INCOME BEFORE INCOME TAXES for the quarter was € 93 million, compared to € 1.4 billion in the third quarter 2007. Pre-tax return on
average active equity for the quarter was 1 %, compared to 19 % in the prior year quarter. Per our
target definition, which excludes gains of € 229 million in the current quarter, loss before income taxes was € 116 million, and
pre-tax return on average active equity was negative 1 %, compared to positive 12 % in the prior year quarter.
NET INCOME for the quarter was € 414 million, versus € 1.6 billion in the third quarter 2007. A tax benefit of € 321 million was recorded in the quarter, versus a tax benefit of € 182 million in the third quarter of 2007. The net benefit in the current quarter was mainly driven by a favorable geographic mix of income and a credit of € 34 million policyholder tax in respect to the Abbey Life business. Unused tax losses in certain U.S. entities did not contribute to the tax line as recognized deferred tax assets. Diluted
earnings per share for the quarter were € 0.83, versus € 3.31 for the third quarter 2007.
The TIER 1 CAPITAL RATIO, reported under Basel II, improved to 10.3 % at the end of the quarter, up from 9.3 % at the end of the second quarter and in excess of our target, which was recently raised to 10 %. During the quarter we raised € 2.2 billion of new equity in relation to the agreement to purchase a stake in Deutsche Postbank, which contributed about 70 basis points to this development.
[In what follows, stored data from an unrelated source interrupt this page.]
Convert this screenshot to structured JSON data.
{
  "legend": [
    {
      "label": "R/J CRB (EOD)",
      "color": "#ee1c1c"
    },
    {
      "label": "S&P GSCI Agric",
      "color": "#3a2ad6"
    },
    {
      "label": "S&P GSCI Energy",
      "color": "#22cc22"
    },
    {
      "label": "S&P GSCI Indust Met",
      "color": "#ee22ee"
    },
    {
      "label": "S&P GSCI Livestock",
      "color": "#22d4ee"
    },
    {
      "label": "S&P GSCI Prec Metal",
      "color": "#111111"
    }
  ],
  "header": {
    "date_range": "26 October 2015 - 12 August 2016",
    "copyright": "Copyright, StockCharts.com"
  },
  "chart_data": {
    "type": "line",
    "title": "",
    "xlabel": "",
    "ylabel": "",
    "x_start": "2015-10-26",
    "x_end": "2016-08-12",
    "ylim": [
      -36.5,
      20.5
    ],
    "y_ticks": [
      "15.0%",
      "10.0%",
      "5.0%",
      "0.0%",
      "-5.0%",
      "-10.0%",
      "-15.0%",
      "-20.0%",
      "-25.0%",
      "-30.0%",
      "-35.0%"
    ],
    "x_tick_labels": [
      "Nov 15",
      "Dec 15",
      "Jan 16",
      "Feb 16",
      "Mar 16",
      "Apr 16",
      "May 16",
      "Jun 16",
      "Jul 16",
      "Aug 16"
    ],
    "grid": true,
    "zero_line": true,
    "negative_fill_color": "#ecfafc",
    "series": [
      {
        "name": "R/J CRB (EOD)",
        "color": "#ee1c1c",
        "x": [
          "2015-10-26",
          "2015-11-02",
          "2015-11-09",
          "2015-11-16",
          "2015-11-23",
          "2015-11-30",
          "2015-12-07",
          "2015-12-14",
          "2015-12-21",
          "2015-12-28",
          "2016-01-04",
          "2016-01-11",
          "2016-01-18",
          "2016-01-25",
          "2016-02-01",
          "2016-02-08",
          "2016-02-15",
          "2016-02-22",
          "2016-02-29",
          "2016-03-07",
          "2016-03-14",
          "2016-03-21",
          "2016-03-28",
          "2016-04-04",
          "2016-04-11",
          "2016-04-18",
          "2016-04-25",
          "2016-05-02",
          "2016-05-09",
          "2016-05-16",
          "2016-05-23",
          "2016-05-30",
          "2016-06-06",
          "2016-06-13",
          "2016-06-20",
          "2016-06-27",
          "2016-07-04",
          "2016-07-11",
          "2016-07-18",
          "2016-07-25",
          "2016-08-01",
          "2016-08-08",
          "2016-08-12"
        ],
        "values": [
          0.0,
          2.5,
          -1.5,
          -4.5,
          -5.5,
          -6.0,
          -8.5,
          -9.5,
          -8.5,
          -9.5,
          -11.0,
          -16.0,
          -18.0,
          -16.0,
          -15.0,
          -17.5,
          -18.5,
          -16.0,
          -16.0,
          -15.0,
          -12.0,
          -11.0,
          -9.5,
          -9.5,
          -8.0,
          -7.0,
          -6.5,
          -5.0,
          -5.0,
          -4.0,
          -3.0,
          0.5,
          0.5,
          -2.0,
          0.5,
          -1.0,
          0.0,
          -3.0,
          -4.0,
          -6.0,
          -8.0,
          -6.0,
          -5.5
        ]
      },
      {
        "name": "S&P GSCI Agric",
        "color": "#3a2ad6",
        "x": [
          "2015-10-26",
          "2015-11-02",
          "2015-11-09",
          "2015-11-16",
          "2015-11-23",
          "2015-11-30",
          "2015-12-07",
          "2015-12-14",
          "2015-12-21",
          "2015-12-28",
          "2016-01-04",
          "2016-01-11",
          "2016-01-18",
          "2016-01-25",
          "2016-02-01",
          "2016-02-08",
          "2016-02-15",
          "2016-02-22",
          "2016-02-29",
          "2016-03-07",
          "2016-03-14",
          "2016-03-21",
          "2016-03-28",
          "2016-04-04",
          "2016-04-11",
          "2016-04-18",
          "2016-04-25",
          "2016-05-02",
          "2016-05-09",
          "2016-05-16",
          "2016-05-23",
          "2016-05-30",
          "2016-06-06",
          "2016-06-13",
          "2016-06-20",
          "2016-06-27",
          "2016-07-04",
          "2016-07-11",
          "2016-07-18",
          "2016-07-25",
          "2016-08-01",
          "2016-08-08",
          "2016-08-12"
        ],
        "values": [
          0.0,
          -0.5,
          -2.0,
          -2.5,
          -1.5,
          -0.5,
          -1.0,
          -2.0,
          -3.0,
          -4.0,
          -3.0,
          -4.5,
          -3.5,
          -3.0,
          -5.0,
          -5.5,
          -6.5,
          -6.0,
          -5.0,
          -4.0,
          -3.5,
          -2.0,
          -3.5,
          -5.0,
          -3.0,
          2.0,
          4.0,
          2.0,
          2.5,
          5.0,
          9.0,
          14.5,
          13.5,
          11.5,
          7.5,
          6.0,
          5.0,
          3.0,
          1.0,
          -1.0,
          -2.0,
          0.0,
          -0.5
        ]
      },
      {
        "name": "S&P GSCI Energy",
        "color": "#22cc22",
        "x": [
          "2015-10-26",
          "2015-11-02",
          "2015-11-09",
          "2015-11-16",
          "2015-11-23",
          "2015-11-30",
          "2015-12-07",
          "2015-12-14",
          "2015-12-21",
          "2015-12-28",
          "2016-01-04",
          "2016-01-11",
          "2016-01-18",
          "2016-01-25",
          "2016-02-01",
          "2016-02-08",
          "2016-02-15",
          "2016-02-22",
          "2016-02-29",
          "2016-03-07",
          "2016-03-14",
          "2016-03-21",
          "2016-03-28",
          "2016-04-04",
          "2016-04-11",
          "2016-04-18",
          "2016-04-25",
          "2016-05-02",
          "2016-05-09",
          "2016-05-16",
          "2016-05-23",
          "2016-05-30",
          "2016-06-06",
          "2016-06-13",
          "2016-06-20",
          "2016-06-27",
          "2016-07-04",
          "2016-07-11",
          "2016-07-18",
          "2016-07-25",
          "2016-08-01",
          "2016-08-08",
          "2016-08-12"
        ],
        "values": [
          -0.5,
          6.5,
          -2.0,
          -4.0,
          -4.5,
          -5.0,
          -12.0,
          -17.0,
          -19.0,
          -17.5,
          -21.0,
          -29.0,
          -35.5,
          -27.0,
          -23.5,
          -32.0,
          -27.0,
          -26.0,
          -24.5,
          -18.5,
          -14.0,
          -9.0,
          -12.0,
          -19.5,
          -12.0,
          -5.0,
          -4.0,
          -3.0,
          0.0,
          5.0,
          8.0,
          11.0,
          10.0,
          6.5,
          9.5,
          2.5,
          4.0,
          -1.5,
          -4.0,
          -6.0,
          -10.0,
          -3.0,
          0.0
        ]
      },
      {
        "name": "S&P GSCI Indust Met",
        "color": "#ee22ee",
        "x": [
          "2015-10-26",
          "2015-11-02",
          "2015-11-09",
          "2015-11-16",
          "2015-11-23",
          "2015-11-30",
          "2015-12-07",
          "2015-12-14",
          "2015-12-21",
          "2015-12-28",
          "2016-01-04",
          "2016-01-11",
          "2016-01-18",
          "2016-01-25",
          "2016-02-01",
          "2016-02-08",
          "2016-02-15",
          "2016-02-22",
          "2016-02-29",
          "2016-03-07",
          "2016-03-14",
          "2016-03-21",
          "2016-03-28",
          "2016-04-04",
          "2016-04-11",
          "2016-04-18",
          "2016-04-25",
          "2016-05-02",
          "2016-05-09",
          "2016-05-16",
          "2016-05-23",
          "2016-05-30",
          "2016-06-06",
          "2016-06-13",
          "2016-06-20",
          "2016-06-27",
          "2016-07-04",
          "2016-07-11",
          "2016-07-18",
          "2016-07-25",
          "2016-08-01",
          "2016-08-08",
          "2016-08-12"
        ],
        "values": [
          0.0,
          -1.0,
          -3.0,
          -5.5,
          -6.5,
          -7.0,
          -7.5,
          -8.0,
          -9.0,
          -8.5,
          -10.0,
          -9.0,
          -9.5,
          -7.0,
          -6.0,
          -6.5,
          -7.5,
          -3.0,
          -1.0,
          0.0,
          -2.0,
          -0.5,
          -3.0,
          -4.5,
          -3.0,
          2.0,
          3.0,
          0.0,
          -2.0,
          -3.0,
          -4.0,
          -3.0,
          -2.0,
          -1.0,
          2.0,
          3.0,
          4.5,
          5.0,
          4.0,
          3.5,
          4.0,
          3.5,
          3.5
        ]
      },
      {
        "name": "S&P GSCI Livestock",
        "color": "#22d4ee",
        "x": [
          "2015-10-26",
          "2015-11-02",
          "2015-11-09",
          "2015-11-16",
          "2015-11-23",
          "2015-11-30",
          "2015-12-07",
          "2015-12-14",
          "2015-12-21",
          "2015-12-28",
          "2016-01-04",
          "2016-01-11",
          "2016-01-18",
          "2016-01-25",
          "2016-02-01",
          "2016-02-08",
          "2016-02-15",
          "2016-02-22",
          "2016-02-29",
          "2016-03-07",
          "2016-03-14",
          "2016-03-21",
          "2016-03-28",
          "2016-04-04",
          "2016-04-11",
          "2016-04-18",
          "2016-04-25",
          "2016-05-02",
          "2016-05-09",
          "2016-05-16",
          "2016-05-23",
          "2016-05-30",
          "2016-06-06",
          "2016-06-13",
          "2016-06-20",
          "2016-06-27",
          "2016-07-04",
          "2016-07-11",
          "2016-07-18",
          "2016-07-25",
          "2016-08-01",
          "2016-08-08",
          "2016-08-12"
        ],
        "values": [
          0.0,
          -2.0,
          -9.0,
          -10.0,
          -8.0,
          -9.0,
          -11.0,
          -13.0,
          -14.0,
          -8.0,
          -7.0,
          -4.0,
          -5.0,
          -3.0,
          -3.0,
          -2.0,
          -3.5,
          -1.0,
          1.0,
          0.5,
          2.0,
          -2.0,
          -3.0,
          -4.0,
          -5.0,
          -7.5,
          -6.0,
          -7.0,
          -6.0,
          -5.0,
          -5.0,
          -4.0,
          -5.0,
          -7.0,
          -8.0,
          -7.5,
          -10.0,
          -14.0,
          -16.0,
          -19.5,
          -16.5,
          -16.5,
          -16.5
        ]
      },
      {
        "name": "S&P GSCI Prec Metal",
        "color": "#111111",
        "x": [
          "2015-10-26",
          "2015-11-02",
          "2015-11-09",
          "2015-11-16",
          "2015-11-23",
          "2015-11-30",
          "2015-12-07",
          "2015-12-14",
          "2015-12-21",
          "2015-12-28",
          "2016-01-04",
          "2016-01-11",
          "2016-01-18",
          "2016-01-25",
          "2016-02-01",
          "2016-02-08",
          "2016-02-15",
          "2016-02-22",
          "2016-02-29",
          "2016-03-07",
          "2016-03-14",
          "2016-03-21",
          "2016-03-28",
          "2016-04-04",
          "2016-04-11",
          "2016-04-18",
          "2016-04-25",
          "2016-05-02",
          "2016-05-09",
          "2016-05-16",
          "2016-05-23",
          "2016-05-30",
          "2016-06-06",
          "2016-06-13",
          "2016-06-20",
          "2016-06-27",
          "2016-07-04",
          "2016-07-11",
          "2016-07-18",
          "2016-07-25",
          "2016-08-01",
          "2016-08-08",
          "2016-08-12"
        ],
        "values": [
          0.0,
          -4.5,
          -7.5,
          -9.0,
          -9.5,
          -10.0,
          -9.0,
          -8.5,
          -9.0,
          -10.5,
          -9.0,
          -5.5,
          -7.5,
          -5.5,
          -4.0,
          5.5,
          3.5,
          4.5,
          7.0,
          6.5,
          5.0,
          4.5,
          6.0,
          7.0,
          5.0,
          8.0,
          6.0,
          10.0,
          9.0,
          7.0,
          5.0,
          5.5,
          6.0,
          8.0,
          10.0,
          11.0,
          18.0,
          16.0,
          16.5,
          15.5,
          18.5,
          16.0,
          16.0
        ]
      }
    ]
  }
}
This transaction is expected to close in the first quarter of 2009. Risk-weighted assets were € 319 billion, up from € 305 billion at the end of the previous quarter. This development primarily reflects the appreciation of dollar-based risk-weighted assets due to currency movements during the quarter. Total assets at the end of the quarter were € 2,061 billion, up from € 1,991 billion at the end of the second quarter. This development reflects the appreciation of dollar-based assets due to currency movements, growth in positive market values from derivatives due to market volatility, and new business. These effects more than counterbalanced managed balance sheet reductions in financial assets at
fair value of approximately € 103 billion during the quarter.